Le retour après arrêt de travail peut aussi devenir une source croissante de conflits au travail. La personne est vue comme agressive, chaotique ou le contraire, moins motivée, passive et de plus en plus renfermée.

Les surdoués peuvent également vivre un phénomène du "bore out": décompensation par l'ennui: le sentiment d'un travail inutile, ennuyeux et peu intéressant. 

L'impossibilité de prendre du recul, le fait de « ruminer » les problèmes, la frustration, l'auto-culpabilisation, le sentiment de solitude allant jusqu'aux idées noires sont souvent vues en consultation.

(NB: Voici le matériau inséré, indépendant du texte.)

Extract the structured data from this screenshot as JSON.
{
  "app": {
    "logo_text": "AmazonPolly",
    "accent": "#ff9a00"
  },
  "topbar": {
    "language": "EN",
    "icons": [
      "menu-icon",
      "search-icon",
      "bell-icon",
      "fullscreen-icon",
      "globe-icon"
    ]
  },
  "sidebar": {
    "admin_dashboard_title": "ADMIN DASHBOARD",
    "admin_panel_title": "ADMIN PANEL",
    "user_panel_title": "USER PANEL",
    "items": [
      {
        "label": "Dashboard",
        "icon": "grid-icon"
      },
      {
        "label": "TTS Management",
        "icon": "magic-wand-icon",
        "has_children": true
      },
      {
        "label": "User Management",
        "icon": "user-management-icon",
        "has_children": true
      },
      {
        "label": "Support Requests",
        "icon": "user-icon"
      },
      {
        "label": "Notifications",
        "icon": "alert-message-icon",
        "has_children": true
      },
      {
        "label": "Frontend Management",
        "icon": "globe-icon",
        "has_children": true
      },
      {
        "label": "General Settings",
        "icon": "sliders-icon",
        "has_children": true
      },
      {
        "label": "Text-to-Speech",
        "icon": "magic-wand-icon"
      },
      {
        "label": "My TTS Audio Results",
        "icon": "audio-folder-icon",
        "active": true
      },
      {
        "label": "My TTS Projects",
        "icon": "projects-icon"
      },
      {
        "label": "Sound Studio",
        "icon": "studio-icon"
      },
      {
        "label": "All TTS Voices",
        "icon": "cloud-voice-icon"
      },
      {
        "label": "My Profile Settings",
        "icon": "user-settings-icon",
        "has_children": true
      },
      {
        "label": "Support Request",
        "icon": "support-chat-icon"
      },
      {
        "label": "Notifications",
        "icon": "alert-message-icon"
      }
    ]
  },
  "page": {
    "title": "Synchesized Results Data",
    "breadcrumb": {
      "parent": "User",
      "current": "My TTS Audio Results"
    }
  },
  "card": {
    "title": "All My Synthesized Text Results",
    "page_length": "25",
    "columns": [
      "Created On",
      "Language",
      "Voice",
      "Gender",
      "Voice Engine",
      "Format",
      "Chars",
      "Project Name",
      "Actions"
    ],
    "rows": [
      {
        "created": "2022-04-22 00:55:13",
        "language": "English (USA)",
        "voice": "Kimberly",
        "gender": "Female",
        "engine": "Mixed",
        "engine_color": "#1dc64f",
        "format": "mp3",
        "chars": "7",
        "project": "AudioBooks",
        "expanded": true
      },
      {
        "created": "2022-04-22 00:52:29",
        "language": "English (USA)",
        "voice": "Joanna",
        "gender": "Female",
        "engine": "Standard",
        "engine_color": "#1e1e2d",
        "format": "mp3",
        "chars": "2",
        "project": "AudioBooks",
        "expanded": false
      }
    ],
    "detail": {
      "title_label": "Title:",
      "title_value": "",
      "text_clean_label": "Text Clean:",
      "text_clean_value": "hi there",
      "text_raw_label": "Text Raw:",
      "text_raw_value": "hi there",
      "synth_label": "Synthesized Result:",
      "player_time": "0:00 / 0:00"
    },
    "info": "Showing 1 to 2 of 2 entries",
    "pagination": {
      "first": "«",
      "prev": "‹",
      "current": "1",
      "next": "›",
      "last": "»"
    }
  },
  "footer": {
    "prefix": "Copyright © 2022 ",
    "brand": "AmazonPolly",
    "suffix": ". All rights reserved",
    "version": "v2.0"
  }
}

Il est utile de questionner le salarié. Par exemple, vous pouvez lui demander :
      quel est le contenu de son travail,
      comment il vit son travail : intéressant, utile, possibilités de se développer, autonomie,
      s'il vit des conflits de valeurs, des conflits éthiques,
      comment il perçoit son entourage et notamment sa hiérarchie, 
      s'il se sent en souffrance au travail,
      quel  est son "cursus laboris": sur quels postes / dans quelles entreprises il a travaillé avant, avec quel résultat. Souvent il a vécu des "échecs professionnels" dans le passé, ou il a effectué un parcours atypique,
      quel parcours scolaire il a effectué.

Attention aussi aux résultats excellents au collège ou lycée (notes élevées et sauts de classe), aux multiples cursus, mais aussi aux problèmes que peuvent vivre les enfants précoces : ennui, hyperactivité, distractions / rêverie, abandon d'études, échecs scolaires.

Comme décrit dans le tableau dans l’article « Les pièges pour les surdoués », l'entourage professionnel peut avoir une vision très différente sur le fonctionnement de la personne. Il peut être intéressant de récupérer l'avis de ce dernier.